Cuando nada es lo que parece ser
El prólogo de No se lo digas a nadie puede llamar a engaño. Esas sonrisas y el chocar de copas del inicio muestran los únicos momentos de felicidad de los personajes, en especial, el del matrimonio de un reputado pediatra (Francis Cluzet) y su esposa. A los pocos minutos, surgirá la tragedia y, ocho años después, comenzarán los interrogantes sobre el hecho luctuoso. Ocurre que, por medio del envío de mails, el pediatra descubrirá o no, quién sabe, que su mujer no murió.
Contar las mil vueltas de tuerca de la película sería una falta de respeto para el lector, pero también, una proeza imposible de sintetizar en estas líneas. No se lo digas a nadie es un policial en el que nada es lo que parece ser, donde la trama irá acumulando a una multitud de personajes (familias, policías, marginales), como si se tratara de un juego de cajas chinas atractivo de ver, pero demasiado enroscado en sí mismo, gratuito por momentos, que hasta necesita recordar en muchas ocasiones por dónde viene la historia.

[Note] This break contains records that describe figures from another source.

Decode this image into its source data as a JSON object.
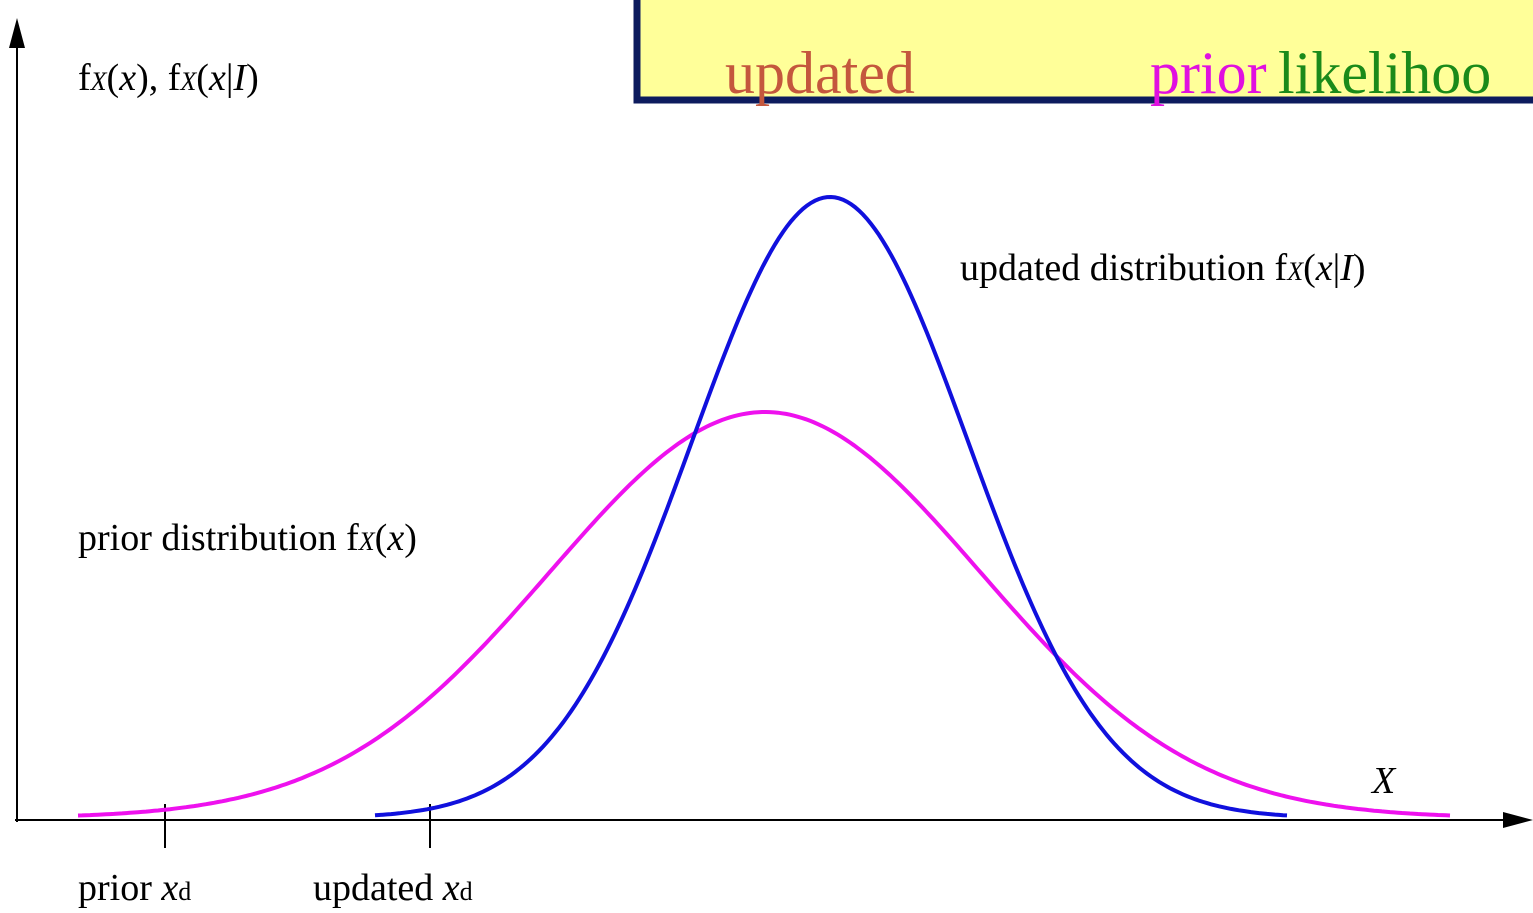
{
  "legend_box": {
    "updated": "updated",
    "prior": "prior",
    "likelihood": "likelihoo"
  },
  "y_axis_label": [
    "f",
    "X",
    "(",
    "x",
    "), f",
    "X",
    "(",
    "x",
    "|",
    "I",
    ")"
  ],
  "updated_label": [
    "updated distribution f",
    "X",
    "(",
    "x",
    "|",
    "I",
    ")"
  ],
  "prior_label": [
    "prior distribution f",
    "X",
    "(",
    "x",
    ")"
  ],
  "x_axis_label": "X",
  "prior_xd": [
    "prior ",
    "x",
    "d"
  ],
  "updated_xd": [
    "updated ",
    "x",
    "d"
  ]
}
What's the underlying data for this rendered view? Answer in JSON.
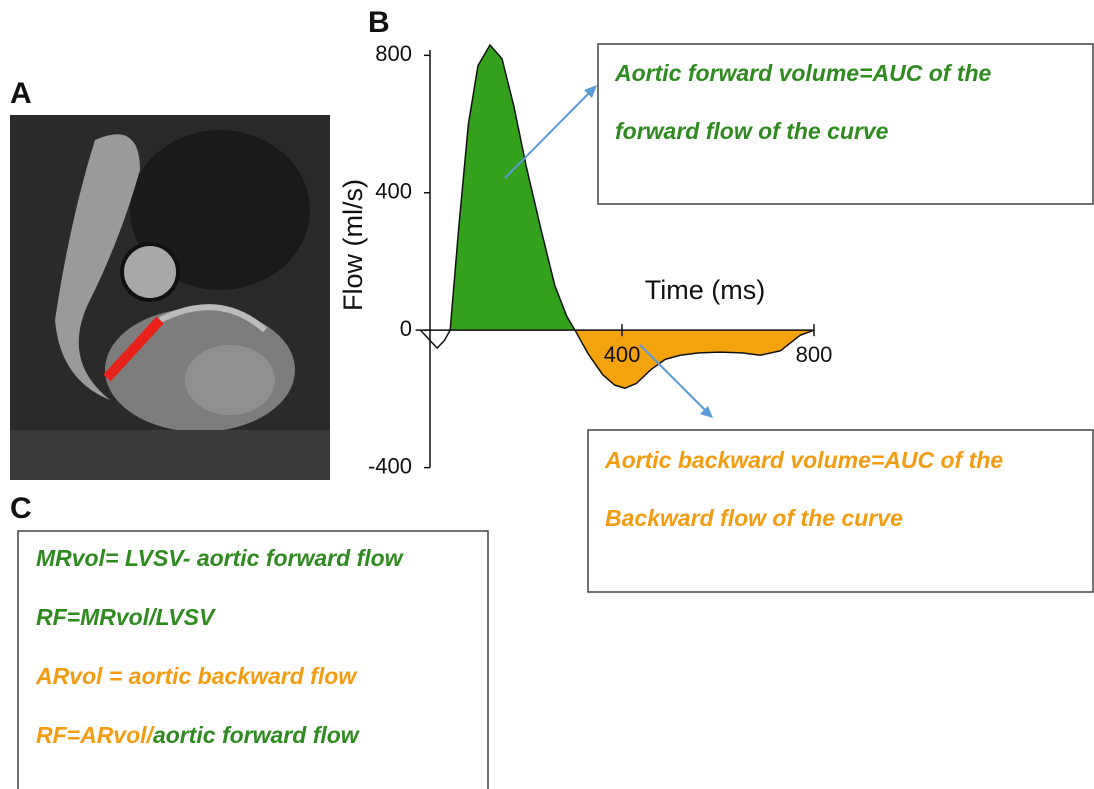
{
  "panels": {
    "a": {
      "label": "A"
    },
    "b": {
      "label": "B"
    },
    "c": {
      "label": "C"
    }
  },
  "chart_data": {
    "type": "area",
    "xlabel": "Time (ms)",
    "ylabel": "Flow (ml/s)",
    "x": [
      -20,
      0,
      15,
      30,
      42,
      60,
      80,
      100,
      125,
      150,
      175,
      200,
      230,
      260,
      285,
      302,
      330,
      360,
      385,
      406,
      430,
      460,
      490,
      521,
      560,
      604,
      650,
      688,
      730,
      771,
      800
    ],
    "values": [
      0,
      -30,
      -52,
      -30,
      0,
      300,
      600,
      770,
      830,
      790,
      650,
      480,
      300,
      130,
      40,
      0,
      -70,
      -130,
      -160,
      -169,
      -155,
      -115,
      -85,
      -73,
      -66,
      -64,
      -66,
      -73,
      -60,
      -15,
      0
    ],
    "positive_color": "#33a11c",
    "negative_color": "#f5a30c",
    "line_color": "#111111",
    "xlim": [
      -30,
      800
    ],
    "ylim": [
      -400,
      830
    ],
    "xticks": [
      400,
      800
    ],
    "yticks": [
      -400,
      0,
      400,
      800
    ],
    "annotations": [
      {
        "lines": [
          "Aortic forward volume=AUC of the",
          "forward flow of the curve"
        ],
        "color": "#2e8b1e"
      },
      {
        "lines": [
          "Aortic backward volume=AUC of the",
          "Backward flow of the curve"
        ],
        "color": "#f39c12"
      }
    ]
  },
  "formulas": [
    [
      {
        "text": "MRvol= LVSV- aortic forward flow",
        "color": "#2e8b1e"
      }
    ],
    [
      {
        "text": "RF=MRvol/LVSV",
        "color": "#2e8b1e"
      }
    ],
    [
      {
        "text": "ARvol = aortic backward flow",
        "color": "#f39c12"
      }
    ],
    [
      {
        "text": "RF=ARvol/",
        "color": "#f39c12"
      },
      {
        "text": "aortic forward flow",
        "color": "#2e8b1e"
      }
    ]
  ]
}
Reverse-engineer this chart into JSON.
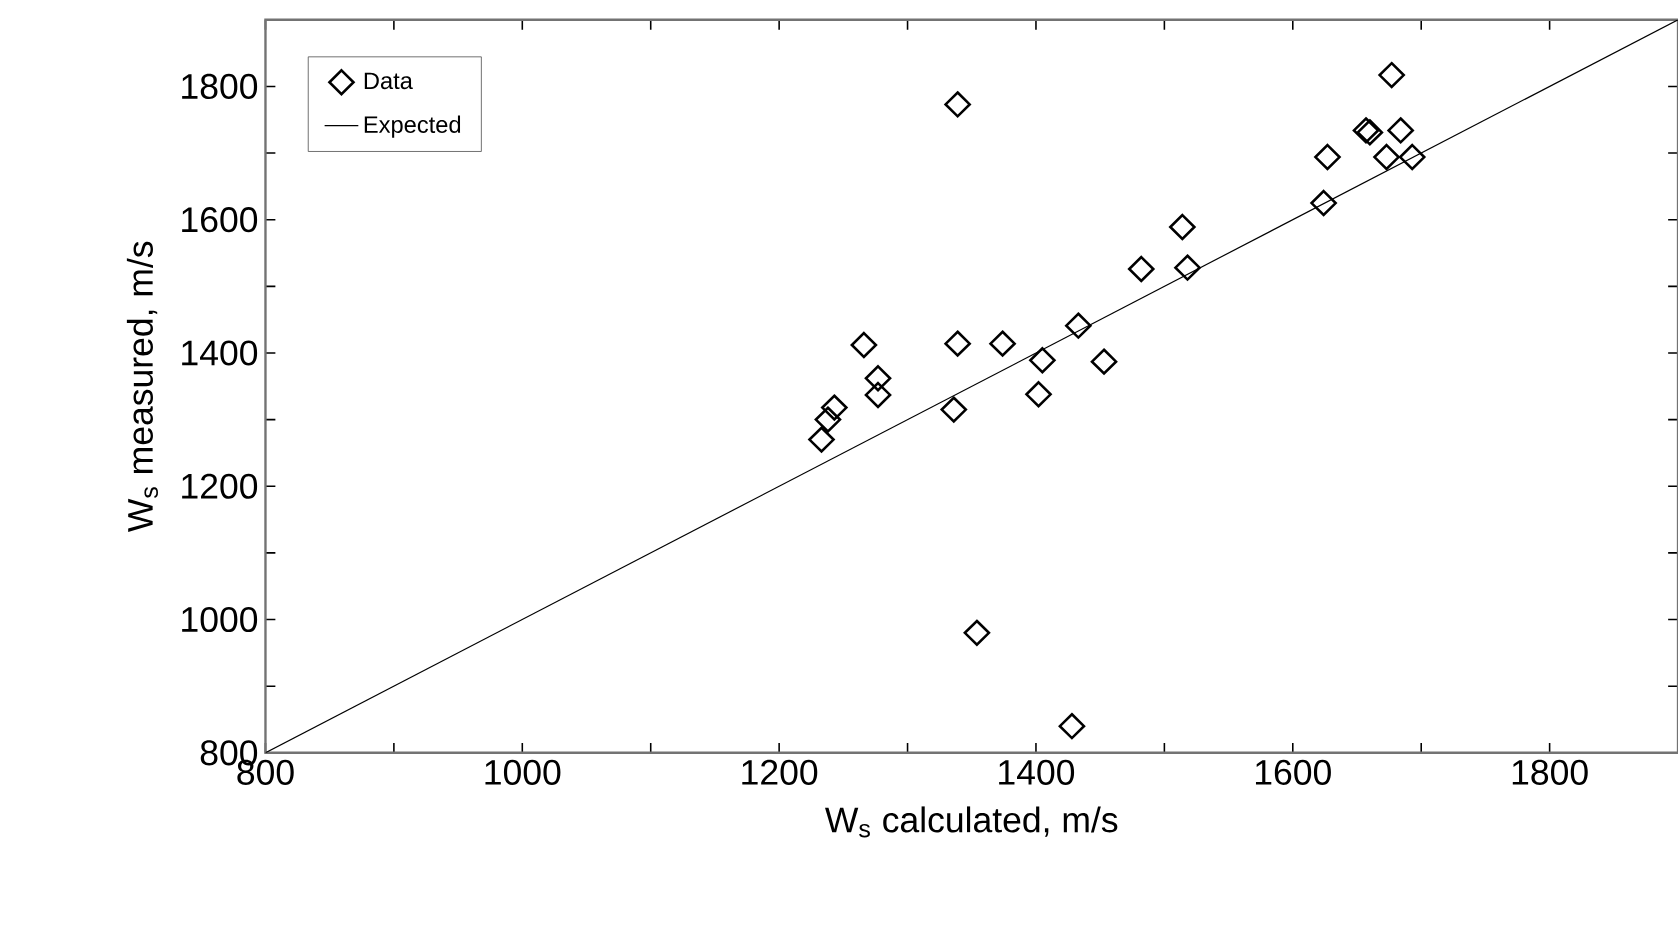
{
  "chart_data": {
    "type": "scatter",
    "xlabel": "W$_{s}$ calculated, m/s",
    "ylabel": "W$_{s}$ measured, m/s",
    "xlim": [
      800,
      1900
    ],
    "ylim": [
      800,
      1900
    ],
    "xticks": [
      800,
      {
        "value": 900,
        "label": null
      },
      1000,
      {
        "value": 1100,
        "label": null
      },
      1200,
      {
        "value": 1300,
        "label": null
      },
      1400,
      {
        "value": 1500,
        "label": null
      },
      1600,
      {
        "value": 1700,
        "label": null
      },
      1800,
      {
        "value": 1900,
        "label": null
      }
    ],
    "yticks": [
      800,
      {
        "value": 900,
        "label": null
      },
      1000,
      {
        "value": 1100,
        "label": null
      },
      1200,
      {
        "value": 1300,
        "label": null
      },
      1400,
      {
        "value": 1500,
        "label": null
      },
      1600,
      {
        "value": 1700,
        "label": null
      },
      1800,
      {
        "value": 1900,
        "label": null
      }
    ],
    "grid": false,
    "legend": "top left",
    "marker": "diamond",
    "series": [
      {
        "name": "Data",
        "color": "#000000",
        "x": [
          1339,
          1266,
          1277,
          1277,
          1243,
          1238,
          1233,
          1339,
          1336,
          1374,
          1354,
          1405,
          1402,
          1428,
          1433,
          1453,
          1482,
          1518,
          1514,
          1624,
          1627,
          1657,
          1660,
          1677,
          1684,
          1673,
          1693
        ],
        "values": [
          1773,
          1412,
          1362,
          1337,
          1318,
          1300,
          1270,
          1414,
          1315,
          1414,
          980,
          1389,
          1338,
          840,
          1441,
          1387,
          1526,
          1528,
          1589,
          1625,
          1694,
          1734,
          1731,
          1817,
          1734,
          1694,
          1694
        ]
      },
      {
        "name": "Expected",
        "type": "line",
        "color": "#000000",
        "marker": "none",
        "line_style": "solid",
        "x": [
          800,
          1900
        ],
        "values": [
          800,
          1900
        ]
      }
    ]
  }
}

Sin conocer la novela de Harlan Coben en la que se basa la película, las idas y vueltas del relato recuerdan a los argumentos policiales teñidos de psicología familiar de Guy des Cars, aquel escritor bestseller de los años cincuenta y sesenta. En ese punto, el film gana en interés por su acumulación de tramas y subtramas en las que se revuelve un pasado familiar. En oposición, resulta injustificada su duración, más aun cuando algunas escenas están contadas a través de una estética videoclipera, que incluye hasta la voz de ¡Bono!
En pocas palabras, un ejemplo de cine mainstream… de origen francés.